Don't think I've shared this here before. When I was like 11 or 12 I was dicking around with my friends making baking soda and vinegar bombs, you know when you fill a water bottle with said ingredients and seal it off and wait for the fun to happen? Well we ran out of water bottles, and thought "hey, more bottle more better right?!" so we used a 2 litre pop bottle. The problem is, those things are pressure rated, so it doesn't go off on its own. Cue the stick poking, kicking, and eventually throwing. It was a blast, and then came my turn again to have a click at the plastic cat. So I overhead throw it like donkey kong, but by the will of the gods it lands perfectly in the cap: reference figure one for an accurate example:
So yes, the 2L goes rocketing towards me at approximately Mach 10, heading straight for below the belt. BUT. Time freezes. My life, and the life of my future childrens', flashes before my eyes. I feel my pupils dilate, the blood coursing through every capillary, and I summon the ninja-level strength and agility to leap out of the way. I'm saved! ...except for my knee.
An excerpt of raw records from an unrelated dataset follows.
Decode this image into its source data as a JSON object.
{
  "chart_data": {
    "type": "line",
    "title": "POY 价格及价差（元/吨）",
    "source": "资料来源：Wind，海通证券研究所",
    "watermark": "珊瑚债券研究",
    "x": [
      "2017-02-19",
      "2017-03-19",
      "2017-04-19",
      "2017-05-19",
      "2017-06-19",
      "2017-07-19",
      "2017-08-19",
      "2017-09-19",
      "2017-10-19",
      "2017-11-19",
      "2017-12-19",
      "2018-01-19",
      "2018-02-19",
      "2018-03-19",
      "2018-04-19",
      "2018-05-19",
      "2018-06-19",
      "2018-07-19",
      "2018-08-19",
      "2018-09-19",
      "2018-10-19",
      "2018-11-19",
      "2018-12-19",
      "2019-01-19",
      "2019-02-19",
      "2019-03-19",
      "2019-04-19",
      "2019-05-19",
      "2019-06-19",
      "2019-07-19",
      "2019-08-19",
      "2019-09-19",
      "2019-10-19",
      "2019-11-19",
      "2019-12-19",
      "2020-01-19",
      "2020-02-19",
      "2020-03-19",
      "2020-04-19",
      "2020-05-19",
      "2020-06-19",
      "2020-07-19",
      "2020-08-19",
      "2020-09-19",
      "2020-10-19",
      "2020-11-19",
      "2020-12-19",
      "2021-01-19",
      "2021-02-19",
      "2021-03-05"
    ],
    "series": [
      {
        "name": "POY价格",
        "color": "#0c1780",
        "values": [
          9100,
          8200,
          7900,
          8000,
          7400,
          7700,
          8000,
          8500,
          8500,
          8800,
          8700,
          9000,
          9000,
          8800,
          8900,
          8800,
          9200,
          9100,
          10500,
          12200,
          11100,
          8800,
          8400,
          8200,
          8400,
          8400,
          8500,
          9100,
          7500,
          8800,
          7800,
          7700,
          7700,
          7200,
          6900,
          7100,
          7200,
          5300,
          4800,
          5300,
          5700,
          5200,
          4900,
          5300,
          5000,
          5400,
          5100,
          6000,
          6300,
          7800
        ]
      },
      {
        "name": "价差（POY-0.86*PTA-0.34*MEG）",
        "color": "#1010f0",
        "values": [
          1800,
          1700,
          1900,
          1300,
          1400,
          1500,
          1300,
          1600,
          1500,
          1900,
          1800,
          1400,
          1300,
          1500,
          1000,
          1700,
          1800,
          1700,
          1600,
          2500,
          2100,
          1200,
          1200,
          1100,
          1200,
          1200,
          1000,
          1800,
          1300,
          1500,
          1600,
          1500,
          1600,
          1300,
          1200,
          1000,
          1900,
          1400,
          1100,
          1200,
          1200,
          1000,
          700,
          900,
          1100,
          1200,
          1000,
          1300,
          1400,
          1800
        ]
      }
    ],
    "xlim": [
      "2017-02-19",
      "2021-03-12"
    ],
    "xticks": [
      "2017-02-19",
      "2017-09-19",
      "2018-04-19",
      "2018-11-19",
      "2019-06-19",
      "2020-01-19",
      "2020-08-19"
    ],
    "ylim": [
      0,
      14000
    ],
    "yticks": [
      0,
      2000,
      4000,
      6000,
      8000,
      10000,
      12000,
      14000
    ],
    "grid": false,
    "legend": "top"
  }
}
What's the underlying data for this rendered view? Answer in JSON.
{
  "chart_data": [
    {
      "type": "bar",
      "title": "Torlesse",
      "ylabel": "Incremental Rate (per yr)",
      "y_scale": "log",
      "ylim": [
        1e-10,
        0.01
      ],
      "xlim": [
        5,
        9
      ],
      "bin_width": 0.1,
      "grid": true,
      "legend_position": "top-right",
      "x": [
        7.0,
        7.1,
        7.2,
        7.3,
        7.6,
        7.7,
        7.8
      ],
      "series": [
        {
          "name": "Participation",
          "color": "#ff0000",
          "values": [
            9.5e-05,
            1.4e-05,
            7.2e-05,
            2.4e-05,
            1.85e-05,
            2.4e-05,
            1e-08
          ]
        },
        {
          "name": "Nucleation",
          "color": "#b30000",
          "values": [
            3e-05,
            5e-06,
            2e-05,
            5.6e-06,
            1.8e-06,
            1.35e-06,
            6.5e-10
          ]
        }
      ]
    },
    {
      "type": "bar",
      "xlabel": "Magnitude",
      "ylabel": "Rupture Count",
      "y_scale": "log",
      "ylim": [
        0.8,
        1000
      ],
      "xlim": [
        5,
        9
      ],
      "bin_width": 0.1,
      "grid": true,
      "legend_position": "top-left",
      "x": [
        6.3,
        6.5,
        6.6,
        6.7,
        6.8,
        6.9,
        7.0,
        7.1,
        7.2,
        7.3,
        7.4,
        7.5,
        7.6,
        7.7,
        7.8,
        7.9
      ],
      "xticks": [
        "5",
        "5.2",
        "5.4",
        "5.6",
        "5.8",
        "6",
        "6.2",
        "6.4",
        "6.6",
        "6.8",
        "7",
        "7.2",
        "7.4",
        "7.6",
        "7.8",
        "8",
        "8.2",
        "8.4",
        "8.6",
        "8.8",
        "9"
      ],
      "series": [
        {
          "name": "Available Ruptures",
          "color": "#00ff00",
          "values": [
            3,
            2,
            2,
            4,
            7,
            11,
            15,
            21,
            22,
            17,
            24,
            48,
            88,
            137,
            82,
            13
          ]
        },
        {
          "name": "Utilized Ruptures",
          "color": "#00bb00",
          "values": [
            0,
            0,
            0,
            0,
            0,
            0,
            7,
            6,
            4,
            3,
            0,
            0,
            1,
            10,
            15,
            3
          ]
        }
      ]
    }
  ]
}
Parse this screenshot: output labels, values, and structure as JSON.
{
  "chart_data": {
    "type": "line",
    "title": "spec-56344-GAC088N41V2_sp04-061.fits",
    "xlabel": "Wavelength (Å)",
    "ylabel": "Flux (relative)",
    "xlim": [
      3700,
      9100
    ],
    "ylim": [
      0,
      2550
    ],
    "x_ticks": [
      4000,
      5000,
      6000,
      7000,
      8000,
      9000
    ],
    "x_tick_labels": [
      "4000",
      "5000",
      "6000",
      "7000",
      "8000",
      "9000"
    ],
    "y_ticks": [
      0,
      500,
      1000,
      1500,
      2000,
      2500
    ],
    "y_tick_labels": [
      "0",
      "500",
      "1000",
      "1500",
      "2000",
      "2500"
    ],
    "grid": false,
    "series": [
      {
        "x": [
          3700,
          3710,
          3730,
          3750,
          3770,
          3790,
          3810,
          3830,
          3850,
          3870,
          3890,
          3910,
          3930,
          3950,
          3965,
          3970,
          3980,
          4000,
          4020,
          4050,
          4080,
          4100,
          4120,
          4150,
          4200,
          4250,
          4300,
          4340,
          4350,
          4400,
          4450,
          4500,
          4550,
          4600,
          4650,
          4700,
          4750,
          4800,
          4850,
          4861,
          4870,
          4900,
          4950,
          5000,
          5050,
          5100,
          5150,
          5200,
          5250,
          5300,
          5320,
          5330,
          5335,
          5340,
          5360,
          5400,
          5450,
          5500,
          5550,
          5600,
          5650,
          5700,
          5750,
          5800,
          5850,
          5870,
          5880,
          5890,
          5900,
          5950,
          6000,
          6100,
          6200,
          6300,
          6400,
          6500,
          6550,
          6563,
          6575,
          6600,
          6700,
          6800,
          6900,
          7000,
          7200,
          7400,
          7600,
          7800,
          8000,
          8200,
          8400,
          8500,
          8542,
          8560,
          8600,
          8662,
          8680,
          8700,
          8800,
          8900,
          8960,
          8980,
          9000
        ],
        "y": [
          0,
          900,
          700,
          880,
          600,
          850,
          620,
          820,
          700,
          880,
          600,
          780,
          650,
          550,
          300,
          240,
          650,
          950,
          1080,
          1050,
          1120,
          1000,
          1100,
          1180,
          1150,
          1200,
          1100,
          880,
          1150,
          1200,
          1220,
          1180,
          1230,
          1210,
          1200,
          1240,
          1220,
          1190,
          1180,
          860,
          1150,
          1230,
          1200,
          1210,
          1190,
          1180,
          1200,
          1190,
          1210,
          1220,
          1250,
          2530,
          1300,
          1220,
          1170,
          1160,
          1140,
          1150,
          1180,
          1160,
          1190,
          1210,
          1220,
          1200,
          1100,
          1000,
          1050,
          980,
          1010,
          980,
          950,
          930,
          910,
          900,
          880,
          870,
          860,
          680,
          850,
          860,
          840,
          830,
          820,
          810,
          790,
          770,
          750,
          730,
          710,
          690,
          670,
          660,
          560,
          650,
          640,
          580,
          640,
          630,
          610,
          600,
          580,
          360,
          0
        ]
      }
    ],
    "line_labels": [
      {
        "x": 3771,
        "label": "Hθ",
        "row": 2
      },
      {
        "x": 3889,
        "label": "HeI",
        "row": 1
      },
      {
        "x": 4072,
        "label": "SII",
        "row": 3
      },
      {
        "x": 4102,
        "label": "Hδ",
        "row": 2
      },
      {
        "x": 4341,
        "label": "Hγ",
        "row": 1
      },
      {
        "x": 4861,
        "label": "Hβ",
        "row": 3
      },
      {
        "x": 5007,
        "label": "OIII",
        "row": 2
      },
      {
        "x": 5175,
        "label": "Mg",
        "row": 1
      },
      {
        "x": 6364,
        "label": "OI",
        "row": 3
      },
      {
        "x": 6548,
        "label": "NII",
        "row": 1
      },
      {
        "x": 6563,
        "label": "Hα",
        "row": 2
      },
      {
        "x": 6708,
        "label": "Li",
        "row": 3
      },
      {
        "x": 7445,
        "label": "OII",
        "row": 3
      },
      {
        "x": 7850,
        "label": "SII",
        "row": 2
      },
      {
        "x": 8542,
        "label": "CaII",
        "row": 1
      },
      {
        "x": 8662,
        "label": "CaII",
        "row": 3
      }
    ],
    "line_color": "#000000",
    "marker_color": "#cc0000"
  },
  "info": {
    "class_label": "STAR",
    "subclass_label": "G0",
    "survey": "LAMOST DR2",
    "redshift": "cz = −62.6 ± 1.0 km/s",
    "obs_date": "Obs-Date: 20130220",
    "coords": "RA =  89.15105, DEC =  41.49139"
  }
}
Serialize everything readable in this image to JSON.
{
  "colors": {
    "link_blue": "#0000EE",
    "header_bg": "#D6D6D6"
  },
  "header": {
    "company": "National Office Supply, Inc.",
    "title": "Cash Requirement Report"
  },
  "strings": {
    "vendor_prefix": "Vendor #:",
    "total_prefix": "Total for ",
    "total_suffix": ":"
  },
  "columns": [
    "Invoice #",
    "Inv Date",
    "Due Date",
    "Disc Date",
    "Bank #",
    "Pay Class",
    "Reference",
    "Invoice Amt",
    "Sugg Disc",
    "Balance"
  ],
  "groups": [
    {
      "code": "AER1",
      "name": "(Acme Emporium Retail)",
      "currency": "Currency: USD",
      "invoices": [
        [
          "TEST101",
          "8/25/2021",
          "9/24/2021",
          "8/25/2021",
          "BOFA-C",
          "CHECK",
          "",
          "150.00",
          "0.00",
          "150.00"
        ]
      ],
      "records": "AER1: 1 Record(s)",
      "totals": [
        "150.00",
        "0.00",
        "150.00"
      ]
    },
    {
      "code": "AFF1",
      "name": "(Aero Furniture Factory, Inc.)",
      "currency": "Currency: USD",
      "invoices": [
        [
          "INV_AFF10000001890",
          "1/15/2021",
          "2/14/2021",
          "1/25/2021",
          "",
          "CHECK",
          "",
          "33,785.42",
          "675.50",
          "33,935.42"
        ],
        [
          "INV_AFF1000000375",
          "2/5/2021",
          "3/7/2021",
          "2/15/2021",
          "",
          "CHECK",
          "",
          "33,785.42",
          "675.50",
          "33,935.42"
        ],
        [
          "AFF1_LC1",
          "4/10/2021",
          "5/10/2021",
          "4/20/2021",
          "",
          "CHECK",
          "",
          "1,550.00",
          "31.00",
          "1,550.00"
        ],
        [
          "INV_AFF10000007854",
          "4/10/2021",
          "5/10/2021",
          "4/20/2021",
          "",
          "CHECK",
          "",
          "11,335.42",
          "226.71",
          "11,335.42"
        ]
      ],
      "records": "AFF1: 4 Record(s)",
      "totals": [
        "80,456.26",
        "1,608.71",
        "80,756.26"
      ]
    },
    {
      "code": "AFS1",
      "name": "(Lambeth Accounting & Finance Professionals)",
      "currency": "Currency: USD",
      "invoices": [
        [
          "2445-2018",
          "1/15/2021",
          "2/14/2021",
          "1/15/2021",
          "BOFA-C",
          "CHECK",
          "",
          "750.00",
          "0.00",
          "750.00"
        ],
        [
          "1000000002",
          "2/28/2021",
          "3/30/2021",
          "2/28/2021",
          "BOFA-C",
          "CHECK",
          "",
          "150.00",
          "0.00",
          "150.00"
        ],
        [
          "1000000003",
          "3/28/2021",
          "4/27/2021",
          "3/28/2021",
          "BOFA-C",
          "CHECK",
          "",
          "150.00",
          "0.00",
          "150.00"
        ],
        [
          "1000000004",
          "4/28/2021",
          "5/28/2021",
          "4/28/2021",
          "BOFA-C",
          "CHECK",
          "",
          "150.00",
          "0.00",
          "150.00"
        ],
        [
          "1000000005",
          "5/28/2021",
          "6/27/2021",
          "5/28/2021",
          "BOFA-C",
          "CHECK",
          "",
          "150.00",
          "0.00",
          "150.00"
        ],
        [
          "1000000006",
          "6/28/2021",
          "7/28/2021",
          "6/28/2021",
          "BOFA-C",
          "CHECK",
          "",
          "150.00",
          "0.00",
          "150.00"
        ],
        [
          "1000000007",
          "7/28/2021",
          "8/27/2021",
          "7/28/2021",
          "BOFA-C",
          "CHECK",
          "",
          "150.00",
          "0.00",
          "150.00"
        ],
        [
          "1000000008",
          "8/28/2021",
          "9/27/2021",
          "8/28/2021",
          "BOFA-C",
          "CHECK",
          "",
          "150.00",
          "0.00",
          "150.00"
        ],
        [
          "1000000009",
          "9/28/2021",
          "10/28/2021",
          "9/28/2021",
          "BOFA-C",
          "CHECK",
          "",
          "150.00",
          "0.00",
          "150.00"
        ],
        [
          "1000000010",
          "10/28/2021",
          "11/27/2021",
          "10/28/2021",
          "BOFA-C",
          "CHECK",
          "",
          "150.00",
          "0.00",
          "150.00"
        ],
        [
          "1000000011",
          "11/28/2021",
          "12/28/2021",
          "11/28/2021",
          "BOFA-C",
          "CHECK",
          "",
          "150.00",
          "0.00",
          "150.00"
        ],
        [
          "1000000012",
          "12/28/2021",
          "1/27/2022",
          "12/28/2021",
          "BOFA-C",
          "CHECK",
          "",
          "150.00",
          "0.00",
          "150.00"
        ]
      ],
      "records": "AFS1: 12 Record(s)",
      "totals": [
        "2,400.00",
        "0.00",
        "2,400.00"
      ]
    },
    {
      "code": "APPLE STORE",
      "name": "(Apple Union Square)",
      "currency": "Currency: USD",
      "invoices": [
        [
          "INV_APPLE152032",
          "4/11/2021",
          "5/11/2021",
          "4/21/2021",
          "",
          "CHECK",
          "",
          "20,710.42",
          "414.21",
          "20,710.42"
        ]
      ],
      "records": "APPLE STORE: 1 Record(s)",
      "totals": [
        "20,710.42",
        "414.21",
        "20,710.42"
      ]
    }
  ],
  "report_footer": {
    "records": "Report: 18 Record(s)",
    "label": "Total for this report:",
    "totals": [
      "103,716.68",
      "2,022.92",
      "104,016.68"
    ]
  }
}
The way I got the dangerous targets out of the line of fire requires me to somehow flail my leg up and put the side of my knee into the path.
And so it strikes.
It was about a third full of vinegar, so it felt about like a medium baseball bat swing right to the nerves and bones around in there. The only evidence remaining is a photo I found in a a backup of my moms phone, here's the bruise after about two or three days I think:
Note how that's the pattern of the bottom of the 2L bottles. Or the flowers in the sky in Bikini Bottom. Or Hawaiian shorts.
so yeah. that's the story of the week.